McCollum, at one point a shoe-in for the nomination, lost the GOP primary after Scott spent $50 million of his own fortune on campaign ads attacking the former Congressman for being a Washington insider.

McCollum said recently he would not endorse Scott’s Democratic opponent Alex Sink, in part because she supports the federal health care law over which McCollum has sued the federal government.

A federal judge recently allowed McCollum’s lawsuit to proceed.
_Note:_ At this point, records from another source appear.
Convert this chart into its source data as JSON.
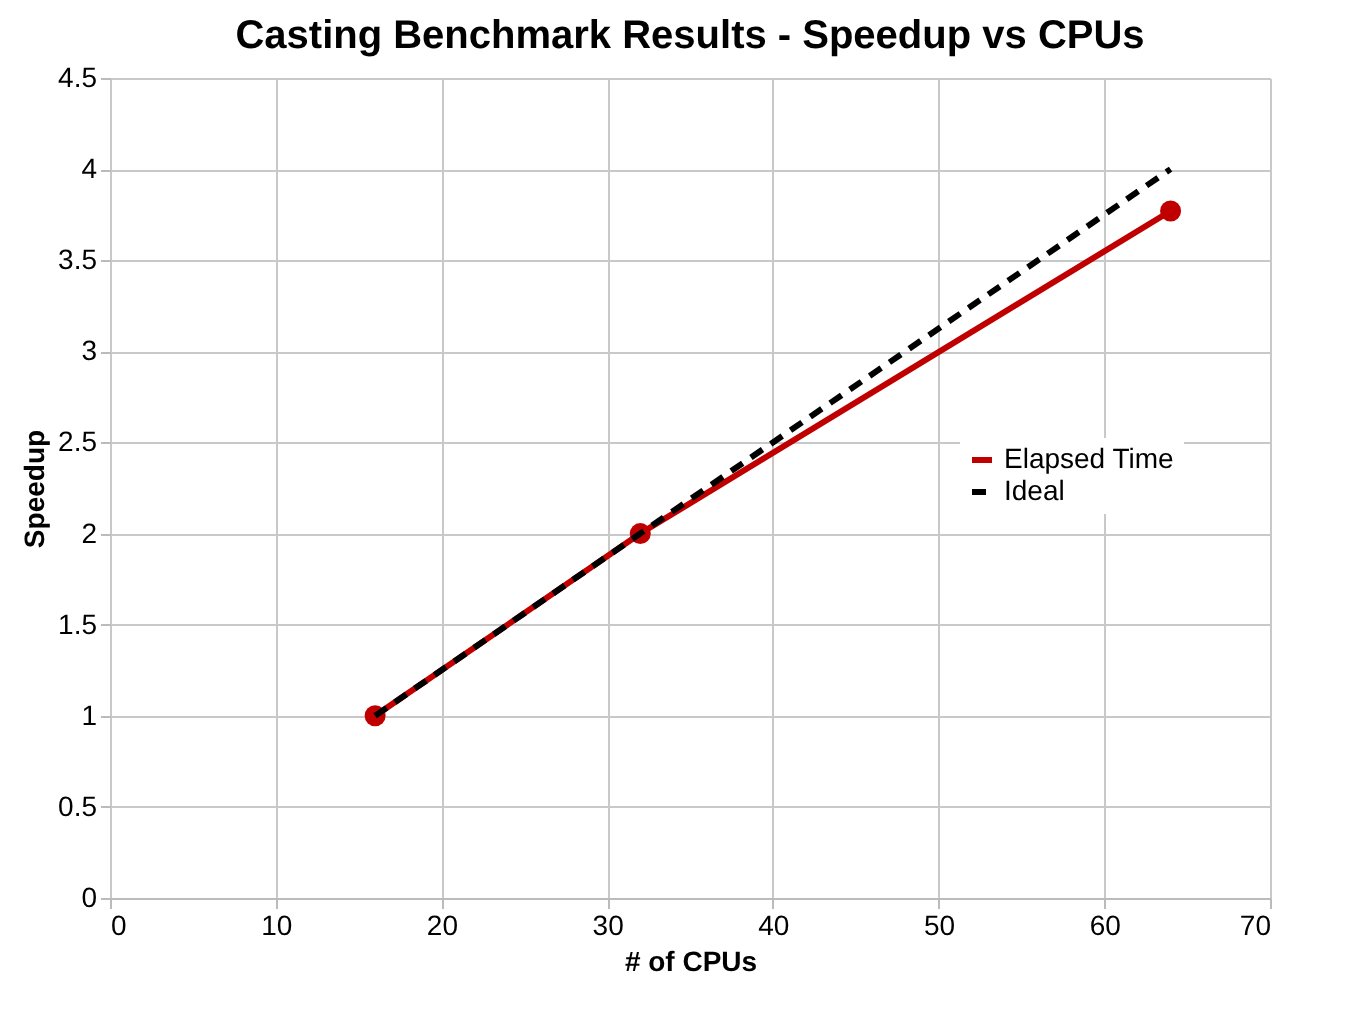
{
  "chart_data": {
    "type": "line",
    "title": "Casting Benchmark Results - Speedup vs CPUs",
    "xlabel": "# of CPUs",
    "ylabel": "Speedup",
    "x": [
      16,
      32,
      64
    ],
    "series": [
      {
        "name": "Elapsed Time",
        "color": "#c00000",
        "values": [
          1,
          2,
          3.77
        ],
        "marker": "circle",
        "line_style": "solid"
      },
      {
        "name": "Ideal",
        "color": "#000000",
        "values": [
          1,
          2,
          4
        ],
        "marker": "none",
        "line_style": "dashed"
      }
    ],
    "xlim": [
      0,
      70
    ],
    "xticks": [
      0,
      10,
      20,
      30,
      40,
      50,
      60,
      70
    ],
    "ylim": [
      0,
      4.5
    ],
    "yticks": [
      0,
      0.5,
      1,
      1.5,
      2,
      2.5,
      3,
      3.5,
      4,
      4.5
    ],
    "grid": true,
    "legend": "right"
  }
}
McCollum was the final holdout among state GOP leaders who at one point pilloried Scott, who was forced out of the hospital chain he founded shortly before Columbia/HCA was forced to pay $1.7 billion in fines to the federal government for Medicare fraud.

‘Outsider’ Scott gets support of nearly all GOP state House reps and senators

Wednesday, September 29th, 2010 by Dara Kam

All but a baker’s dozen of GOP state House and Senate members are backing Republican gubernatorial nominee Rick Scott, who ran as an “outsider” in a brutal GOP primary against Attorney General Bill McCollum.

Scott released a list of campaign co-chairmen that included nearly all of the state legislature’s Republicans, some of whom backed McCollum in the primary and objected at the time that Scott, who spent $50 million of his own money in the primary, couldn’t be trusted.

McCollum has refused to endorse Scott in the general election against Democrat Alex Sink.

The list of GOP legislators who haven’t signed on either, according to the campaign document, include:

Senate Majority Leader Alex Diaz de la Portilla, Sens. Victor Crist, Nancy Detert, Rudy Garcia, Steve Oelrich, and Alex Villalobos, who publicly endorsed Sink this week.

Also missing was Ft. Lauderdale Rep. Ellyn Bogdanoff, who’s running against Democrat Rep. Kelly Skidmore in the race to replace Senate President Jeff Atwater. Atwater’s stepping down to run for chief financial officer.